Bernie Sanders is going to win the New Hampshire primary or else his campaign — along with the credibility of all public opinion polling — will be no more. Despite the creative mathematics of Hardball’s social-media team, the Democratic race is not close in the Granite State.
So the question tonight is margin of victory. Many pundits have argued that a double-digit win would mark a triumph for the socialist insurgent. But if Sanders wins by a margin of 55 to 45 percent, Hillary Clinton will walk away with an even share of New Hampshire’s delegates.
Since our nation was founded on the principle of “no taxation without an insanely convoluted process of electing representation,” as long as Clinton gets above 43.8 percent of the vote, she’s entitled to half the state’s delegates. More specifically, New Hampshire’s 24 delegates are broken down into an eight-eight-eight split between the state’s two congressional delegates and its statewide allocation. If Sanders wins 56.3 percent of the vote in one district, he’ll take home five of that district’s eight delegates — if he does this in both districts, and thus achieves that margin in the statewide vote, he’ll best Clinton 15 to 9 in total delegates. (If he wins that margin in only one district and doesn’t achieve it in the statewide count, he’d end up with 13 to Clinton’s 11.)
To get more than 15 delegates out of Tuesday night’s contest, Sanders would have to win more than 68.8 percent of the vote — a circumstance far outside the window of reasonable possibilities.
Of course, at this point in the race, a handful of delegates matters less than the media narrative Wednesday morning. Ultimately, Sanders will either drastically improve his current standing among nonwhite voters or else there won’t be a race after Super Tuesday. A wave of positive press coverage would presumably get the Vermont senator moving in the right direction.
It’s not clear how much Sanders needs to win by for the press to declare his victory a triumph. Considering the fact that Clinton led by more than 40 points in July, it’s possible that any win could spur fawning coverage.

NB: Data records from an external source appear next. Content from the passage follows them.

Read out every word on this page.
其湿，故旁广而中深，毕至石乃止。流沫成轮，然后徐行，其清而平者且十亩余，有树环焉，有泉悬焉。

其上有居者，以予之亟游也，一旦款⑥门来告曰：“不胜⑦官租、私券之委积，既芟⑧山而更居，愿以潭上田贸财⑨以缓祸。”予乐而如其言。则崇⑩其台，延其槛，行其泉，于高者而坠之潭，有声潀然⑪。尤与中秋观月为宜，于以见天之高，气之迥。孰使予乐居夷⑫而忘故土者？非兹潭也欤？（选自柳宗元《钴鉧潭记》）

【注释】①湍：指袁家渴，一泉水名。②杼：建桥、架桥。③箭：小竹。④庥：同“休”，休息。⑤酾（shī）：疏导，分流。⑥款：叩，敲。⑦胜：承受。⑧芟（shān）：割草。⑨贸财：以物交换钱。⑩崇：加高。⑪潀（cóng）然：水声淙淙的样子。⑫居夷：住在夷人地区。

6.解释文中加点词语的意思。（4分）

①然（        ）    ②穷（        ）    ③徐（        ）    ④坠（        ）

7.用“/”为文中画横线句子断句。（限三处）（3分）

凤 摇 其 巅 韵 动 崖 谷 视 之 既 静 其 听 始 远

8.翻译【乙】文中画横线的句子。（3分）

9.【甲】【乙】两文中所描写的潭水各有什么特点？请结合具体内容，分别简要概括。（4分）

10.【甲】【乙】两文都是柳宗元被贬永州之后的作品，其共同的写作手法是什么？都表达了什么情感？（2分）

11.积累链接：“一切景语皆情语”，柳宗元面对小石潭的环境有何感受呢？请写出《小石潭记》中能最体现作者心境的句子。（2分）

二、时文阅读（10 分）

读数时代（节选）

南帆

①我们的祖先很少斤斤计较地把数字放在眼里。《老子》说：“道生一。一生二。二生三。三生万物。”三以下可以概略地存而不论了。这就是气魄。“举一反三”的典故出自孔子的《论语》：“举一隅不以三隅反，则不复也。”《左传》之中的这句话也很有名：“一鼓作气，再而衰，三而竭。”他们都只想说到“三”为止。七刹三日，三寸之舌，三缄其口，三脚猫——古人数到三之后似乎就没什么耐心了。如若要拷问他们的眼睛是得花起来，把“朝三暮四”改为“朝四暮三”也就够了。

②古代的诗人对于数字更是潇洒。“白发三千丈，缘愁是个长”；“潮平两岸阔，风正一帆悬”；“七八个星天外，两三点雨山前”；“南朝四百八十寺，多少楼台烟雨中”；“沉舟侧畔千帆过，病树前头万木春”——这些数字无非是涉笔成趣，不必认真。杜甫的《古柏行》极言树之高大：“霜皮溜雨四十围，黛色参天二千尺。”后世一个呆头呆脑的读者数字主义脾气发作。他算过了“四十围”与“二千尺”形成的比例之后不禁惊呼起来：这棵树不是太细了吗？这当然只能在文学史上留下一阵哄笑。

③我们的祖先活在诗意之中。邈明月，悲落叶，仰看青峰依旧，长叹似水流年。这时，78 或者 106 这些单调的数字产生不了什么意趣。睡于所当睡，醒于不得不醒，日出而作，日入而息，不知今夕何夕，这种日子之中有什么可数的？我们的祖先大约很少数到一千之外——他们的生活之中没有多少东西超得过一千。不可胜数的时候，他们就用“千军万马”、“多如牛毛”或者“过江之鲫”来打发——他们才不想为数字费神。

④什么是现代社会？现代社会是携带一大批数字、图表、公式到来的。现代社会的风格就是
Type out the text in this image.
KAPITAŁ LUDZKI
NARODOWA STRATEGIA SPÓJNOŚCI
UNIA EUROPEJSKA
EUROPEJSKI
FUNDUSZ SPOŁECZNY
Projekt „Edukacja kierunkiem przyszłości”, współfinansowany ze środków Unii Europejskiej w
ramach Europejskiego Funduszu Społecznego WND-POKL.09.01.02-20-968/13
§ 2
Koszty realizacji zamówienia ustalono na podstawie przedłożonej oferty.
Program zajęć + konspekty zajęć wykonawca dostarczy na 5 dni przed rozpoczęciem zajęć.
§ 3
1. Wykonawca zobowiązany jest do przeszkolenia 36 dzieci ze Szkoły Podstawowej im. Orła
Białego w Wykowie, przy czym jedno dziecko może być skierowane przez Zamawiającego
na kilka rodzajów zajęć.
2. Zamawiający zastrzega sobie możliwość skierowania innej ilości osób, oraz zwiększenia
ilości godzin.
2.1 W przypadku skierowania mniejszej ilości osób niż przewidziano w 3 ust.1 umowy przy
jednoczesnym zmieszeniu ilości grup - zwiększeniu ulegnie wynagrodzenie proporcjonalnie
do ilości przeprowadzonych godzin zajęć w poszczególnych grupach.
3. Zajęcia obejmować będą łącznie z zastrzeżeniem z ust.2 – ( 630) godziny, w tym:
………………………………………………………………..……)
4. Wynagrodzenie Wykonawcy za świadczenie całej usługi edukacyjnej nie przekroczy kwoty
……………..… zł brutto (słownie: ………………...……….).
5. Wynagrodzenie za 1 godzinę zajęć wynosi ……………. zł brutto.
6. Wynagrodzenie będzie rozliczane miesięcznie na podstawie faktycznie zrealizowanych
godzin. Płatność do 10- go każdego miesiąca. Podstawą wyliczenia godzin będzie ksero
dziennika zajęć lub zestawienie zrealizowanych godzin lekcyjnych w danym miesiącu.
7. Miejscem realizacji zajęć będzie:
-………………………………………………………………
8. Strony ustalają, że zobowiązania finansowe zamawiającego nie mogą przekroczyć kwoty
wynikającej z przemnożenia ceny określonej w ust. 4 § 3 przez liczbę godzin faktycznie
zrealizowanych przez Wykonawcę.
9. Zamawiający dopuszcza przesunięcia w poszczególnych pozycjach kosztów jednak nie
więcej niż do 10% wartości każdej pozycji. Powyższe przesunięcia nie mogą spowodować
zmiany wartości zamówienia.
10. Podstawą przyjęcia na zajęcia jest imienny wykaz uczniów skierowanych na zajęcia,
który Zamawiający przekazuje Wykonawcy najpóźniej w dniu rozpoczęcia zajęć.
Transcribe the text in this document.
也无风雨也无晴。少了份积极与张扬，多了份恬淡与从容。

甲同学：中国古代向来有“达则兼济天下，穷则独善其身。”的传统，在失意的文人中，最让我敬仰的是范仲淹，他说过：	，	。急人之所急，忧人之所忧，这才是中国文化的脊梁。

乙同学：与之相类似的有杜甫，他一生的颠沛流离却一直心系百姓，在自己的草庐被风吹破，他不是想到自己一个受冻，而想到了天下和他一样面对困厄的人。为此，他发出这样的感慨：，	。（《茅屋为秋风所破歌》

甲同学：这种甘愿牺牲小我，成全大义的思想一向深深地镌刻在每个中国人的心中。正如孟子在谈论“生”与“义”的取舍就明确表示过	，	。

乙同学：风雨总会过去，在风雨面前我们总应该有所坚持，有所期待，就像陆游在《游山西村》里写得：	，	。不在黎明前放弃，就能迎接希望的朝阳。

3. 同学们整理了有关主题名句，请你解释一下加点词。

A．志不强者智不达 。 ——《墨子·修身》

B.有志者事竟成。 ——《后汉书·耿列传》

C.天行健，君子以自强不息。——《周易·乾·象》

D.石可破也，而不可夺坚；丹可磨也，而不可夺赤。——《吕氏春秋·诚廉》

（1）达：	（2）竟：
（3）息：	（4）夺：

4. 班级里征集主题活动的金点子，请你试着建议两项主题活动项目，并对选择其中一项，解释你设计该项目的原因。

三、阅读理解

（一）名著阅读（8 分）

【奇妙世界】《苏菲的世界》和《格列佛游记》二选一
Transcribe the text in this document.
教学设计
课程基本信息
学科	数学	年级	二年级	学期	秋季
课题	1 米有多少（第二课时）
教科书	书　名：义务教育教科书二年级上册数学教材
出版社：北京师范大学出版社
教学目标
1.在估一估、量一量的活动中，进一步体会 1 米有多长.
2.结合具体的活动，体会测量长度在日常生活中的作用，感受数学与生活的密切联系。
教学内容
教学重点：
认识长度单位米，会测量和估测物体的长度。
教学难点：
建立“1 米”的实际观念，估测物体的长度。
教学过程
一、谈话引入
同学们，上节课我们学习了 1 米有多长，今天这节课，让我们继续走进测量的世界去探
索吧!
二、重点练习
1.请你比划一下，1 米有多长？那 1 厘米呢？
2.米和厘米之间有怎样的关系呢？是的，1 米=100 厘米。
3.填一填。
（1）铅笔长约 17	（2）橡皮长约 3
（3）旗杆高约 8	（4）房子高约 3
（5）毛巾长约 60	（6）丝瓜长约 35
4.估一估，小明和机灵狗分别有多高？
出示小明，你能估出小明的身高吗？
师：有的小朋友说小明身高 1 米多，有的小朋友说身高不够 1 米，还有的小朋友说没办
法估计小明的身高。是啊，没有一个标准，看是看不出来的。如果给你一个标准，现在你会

But with some polls showing the Vermont senator up by 30 points, a single-digit margin may allow the secretary of State to spin Sanders’s success as a one-off fluke — more a product of his regional ties and New Hampshire’s overwhelming whiteness than any testament to his broad appeal as a candidate.
If Sanders can win 56 percent of the vote tonight, he’ll secure an unambiguous advantage in both the spin room and the delegate tally.